20 Comments Leave a comment or review

  1. Hannelore Mallard says

    Jessica, got your book at Amazon and loved it. although I am 74 years old it has taught me a LOT. Thank you

    • Jessica Gavin says

      Thank you so much for your support Hannelore! Thrilled to hear that you are learning a lot about cooking from the book.

      • Wendy Vandenberg says

        Hi Jessica,

        I recently made you shrimp scampi recipe for a family dinner, and everyone loved it. It was such a fresh tasting recipe with the lemon and Roma tomatoes. Also, for as long as I have been cooking, I never knew that you could thicken the sauce with cold butter. It really worked. Thanks so much for this recipe and for all of your tips.

  2. Kelly Craft says

    Jessica,
    Your recipe was delicious! My entire family enjoyed it! Loved the lemon flavor of the sauce along with the tomatoes. Will cook again!! Thank you!

  3. Vincent says

    Thank you so much for the information on various heat levels during the cooking process. This information is so useful, but lacking in other recipes. Your precision is very much appreciated. I’m trying shrimp scampi for the first time tomorrow evening, and I just KNOW it will be a success thanks to your recipe.

  4. Karen says

    Made this for a few picky people and everyone loved it. The lemon zest was great and adding the tomatoes add the end was perfect also.

  5. Sherrie says

    Made this for tonight’s dinner. What a great dish, everyone loved it. Your recipes never disappoint and come through for me every time! Thank you so much!

  6. Donald Hanle says

    Jessica,

    I made your shrimp scampi for my wife and me last night for dinner and it was quick, easy and FANTASTIC! I used a wok instead of a skillet, which worked perfectly for sauteing the garlic, shallots and the 2 cups of fresh baby spinach I added to plus up the veggies. (I also doubled the garlic — as I always do).

    I selected a chardonnay for the wine, but was wondering how a pinot grigio would do and plan to try this the next time I make it.
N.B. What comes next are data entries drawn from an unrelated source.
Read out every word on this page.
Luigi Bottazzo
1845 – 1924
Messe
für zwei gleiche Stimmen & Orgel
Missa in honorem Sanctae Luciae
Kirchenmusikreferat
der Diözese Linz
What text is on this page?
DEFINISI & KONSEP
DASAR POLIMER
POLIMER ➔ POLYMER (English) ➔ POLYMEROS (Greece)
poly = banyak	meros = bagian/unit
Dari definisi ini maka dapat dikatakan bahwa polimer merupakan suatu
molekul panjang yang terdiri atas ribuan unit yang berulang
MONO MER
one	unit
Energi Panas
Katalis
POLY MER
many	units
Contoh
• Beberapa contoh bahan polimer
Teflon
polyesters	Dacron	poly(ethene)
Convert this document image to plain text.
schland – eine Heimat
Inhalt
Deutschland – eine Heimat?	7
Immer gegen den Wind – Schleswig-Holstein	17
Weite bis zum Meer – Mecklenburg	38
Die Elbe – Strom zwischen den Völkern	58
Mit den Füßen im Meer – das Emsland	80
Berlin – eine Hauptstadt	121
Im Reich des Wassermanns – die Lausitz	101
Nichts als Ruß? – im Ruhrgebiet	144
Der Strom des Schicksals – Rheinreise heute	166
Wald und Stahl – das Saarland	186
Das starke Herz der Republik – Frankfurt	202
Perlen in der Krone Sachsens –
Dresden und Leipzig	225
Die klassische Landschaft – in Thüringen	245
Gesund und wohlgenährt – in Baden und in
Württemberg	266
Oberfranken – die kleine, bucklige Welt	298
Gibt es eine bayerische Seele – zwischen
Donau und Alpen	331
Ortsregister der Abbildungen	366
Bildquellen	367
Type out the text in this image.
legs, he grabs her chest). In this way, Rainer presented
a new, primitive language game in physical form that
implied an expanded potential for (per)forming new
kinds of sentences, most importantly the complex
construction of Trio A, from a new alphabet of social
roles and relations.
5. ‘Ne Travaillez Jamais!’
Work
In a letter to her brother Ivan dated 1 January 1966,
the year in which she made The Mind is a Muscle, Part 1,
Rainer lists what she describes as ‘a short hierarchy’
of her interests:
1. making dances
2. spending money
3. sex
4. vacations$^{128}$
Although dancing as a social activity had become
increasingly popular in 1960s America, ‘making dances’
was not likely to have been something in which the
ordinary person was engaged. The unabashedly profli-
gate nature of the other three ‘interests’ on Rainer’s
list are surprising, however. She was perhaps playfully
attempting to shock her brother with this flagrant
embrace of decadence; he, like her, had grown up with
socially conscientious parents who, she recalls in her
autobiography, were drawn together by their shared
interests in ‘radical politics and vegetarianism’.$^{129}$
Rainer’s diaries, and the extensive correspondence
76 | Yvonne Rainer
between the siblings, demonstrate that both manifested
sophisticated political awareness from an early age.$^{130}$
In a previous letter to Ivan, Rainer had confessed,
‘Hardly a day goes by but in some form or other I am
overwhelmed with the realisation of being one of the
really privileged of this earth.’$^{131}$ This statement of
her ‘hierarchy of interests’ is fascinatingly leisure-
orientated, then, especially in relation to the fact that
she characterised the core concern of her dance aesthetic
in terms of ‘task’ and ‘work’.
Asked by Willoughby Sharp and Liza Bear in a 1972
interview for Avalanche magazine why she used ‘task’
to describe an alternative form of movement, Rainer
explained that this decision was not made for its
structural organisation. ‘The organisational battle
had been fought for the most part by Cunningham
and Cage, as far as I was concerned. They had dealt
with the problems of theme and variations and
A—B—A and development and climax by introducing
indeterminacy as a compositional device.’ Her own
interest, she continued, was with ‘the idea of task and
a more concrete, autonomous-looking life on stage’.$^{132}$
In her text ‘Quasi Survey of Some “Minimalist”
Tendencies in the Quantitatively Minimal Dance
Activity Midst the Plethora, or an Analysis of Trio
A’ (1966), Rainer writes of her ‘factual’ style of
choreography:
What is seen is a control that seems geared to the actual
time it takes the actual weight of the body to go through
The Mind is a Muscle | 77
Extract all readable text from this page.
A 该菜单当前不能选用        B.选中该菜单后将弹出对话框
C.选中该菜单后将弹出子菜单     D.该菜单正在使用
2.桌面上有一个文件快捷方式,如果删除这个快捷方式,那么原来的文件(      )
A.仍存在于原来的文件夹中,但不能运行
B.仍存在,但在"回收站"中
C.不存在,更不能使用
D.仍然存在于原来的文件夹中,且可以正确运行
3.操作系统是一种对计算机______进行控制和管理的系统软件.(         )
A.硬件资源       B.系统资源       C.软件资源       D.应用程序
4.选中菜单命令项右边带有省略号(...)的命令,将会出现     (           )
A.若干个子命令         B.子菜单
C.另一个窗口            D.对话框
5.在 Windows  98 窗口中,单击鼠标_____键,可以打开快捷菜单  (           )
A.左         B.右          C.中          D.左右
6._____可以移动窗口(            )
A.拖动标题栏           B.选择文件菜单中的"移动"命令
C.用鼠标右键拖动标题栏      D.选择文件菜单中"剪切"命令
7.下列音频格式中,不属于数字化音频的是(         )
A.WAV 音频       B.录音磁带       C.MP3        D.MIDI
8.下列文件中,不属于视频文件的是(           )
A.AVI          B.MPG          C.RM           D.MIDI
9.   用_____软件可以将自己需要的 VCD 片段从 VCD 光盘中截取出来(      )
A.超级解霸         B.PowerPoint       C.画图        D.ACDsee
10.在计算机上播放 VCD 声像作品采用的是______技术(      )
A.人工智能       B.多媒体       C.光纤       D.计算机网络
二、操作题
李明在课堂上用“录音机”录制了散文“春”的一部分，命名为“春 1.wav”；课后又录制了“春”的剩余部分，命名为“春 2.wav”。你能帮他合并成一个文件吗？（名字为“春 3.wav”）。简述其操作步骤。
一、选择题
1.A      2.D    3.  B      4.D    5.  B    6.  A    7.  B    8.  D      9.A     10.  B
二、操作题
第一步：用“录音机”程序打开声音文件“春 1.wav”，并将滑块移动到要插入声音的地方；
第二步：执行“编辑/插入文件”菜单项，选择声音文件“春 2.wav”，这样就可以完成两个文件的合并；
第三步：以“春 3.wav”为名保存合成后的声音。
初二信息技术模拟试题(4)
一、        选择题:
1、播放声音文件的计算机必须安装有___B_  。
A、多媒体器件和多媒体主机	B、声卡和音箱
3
    Bottom line, we loved the dish and will definitely be making it again. Thank you from one of your biggest fans for such a great recipe!

    • Jessica Gavin says

      Great job Donald! I love that you used a wok to make the shrimp scampi. I’m always a fan of adding in more veggies! I think pinot grigio would nice, a little more acidic and not as buttery from the malolactic fermentation that chardonnay goes through. Let me know how it tastes. Happy cooking!

  7. Jennifer says

    Hello Jessica, I am very happy to have found your site. I have a question about olive oil. I have read many places that it is very heat-sensitive and becomes carcinogenic at a high heat, so I never cook with it. Is it safe to use?

    • Jessica Gavin says

      It is safe to use olive oil, however, depending on how you cook with it helps with the selection to prevent the breakdown of the fatty acids. For example, I will use a light olive oil for sauteeing or pan-frying. I use extra virgin for salad dressing, or a quick saute, but not high heat. It comes down to the smoke point of the oil and choosing one that is high based on cooking method.

  8. Bonnie says

    Made this last night with pasta. It was so good and easy to prepare.
    Used Sauvignon wine and used regular tomatoes.

  9. Michele Hyson says

    This is my family’s most favorite meal! Thank you so much for all the work you did! I also love your cook book! Congrats on it! It’s lovely!